It's fashionable these days in some circles to deride social media, and in the case of business, many pundits are getting link bait by declaring that social is "over." As we grieve collectively over the Paris shootings this week, particularly those of us for whom expression of ideas is our passion, our living and our purpose in life (and with social, that's pretty much all of us), let's recognize the large role that social media has played.
Nearly immediately, as word of the shootings took place, the horror that was felt around the world was shared on the internet (mostly on Twitter; I don't know about your Facebook feed, but mine was largely silent and "trend-less" on the shootings); and more importantly, people created the galvanizing and global solidarity symbolized and instantly branded as "Je Suis Charlie." What's more, at the very core of social media, supported by all the traditional outlets of free expression from magazines like Charlie Hedbo to The New York Times, is an inexorable drive towards free expression, which is the real enemy of the Islamic terrorists who did this evil deed, and as George Packer points out in the New Yorker, many more as well, starting with Salman Rushdie but not ending yesterday, unfortunately.
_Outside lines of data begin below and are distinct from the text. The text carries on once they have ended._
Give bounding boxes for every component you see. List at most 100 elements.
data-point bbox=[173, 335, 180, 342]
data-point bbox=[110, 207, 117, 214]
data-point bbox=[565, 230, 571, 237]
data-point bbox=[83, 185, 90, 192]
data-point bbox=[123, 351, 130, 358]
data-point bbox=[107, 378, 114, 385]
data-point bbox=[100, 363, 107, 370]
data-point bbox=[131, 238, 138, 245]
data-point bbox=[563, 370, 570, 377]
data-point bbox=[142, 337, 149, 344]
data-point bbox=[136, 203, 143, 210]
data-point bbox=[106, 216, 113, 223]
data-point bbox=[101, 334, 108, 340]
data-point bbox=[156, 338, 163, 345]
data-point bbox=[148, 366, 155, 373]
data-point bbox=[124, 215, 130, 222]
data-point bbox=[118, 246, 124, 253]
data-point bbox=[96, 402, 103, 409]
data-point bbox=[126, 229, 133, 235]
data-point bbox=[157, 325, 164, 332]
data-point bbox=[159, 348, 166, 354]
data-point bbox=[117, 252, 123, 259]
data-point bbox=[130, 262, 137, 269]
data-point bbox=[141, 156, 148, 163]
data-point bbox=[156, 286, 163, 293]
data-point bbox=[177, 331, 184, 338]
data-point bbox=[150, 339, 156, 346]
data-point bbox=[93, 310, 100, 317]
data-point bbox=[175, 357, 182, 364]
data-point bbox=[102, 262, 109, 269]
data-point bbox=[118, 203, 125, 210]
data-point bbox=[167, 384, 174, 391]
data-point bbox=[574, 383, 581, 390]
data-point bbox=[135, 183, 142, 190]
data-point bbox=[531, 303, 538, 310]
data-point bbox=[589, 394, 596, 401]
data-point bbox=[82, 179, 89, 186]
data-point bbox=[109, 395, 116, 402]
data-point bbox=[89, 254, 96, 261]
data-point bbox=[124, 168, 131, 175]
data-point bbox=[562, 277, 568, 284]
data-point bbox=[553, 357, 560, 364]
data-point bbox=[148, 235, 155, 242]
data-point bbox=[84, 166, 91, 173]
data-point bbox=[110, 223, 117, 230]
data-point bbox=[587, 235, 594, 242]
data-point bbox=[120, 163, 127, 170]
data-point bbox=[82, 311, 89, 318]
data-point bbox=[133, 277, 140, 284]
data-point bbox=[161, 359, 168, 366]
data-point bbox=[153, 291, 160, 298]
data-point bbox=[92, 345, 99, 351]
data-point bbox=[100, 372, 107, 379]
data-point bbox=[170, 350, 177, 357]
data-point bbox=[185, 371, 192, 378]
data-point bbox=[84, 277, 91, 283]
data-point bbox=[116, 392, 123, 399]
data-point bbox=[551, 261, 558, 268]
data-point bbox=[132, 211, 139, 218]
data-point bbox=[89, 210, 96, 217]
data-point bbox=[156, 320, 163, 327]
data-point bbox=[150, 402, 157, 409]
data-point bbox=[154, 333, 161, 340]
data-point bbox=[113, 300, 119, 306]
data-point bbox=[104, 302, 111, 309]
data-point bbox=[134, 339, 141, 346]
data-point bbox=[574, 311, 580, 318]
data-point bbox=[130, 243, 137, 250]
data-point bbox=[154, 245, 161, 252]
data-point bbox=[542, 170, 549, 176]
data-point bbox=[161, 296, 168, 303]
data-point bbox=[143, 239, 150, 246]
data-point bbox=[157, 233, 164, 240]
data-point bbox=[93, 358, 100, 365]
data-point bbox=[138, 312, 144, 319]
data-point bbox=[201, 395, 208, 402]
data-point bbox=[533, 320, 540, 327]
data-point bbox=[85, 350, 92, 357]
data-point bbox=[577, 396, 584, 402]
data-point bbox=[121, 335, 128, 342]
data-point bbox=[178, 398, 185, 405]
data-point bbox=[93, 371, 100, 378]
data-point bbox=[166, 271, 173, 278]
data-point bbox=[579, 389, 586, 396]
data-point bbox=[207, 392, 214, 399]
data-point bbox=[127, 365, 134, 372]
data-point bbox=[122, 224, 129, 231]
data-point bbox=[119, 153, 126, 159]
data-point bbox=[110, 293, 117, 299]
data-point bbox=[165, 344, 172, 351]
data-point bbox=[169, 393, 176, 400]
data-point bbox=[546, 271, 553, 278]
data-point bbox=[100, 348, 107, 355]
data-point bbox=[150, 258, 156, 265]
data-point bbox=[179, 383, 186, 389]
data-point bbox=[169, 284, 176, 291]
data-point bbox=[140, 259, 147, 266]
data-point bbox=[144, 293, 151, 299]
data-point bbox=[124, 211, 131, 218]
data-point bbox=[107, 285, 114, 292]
As Packer says: "The cartoonists died for an idea. The killers are soldiers in a war against freedom of thought and speech, against tolerance, pluralism, and the right to offend-against everything decent in a democratic society." Nothing is better at creating ideas on a global scale than social media, and although it is a tool used as well by the terrorists, in the hands of those of us who champion freedom and tolerance, it is a significantly more powerful one.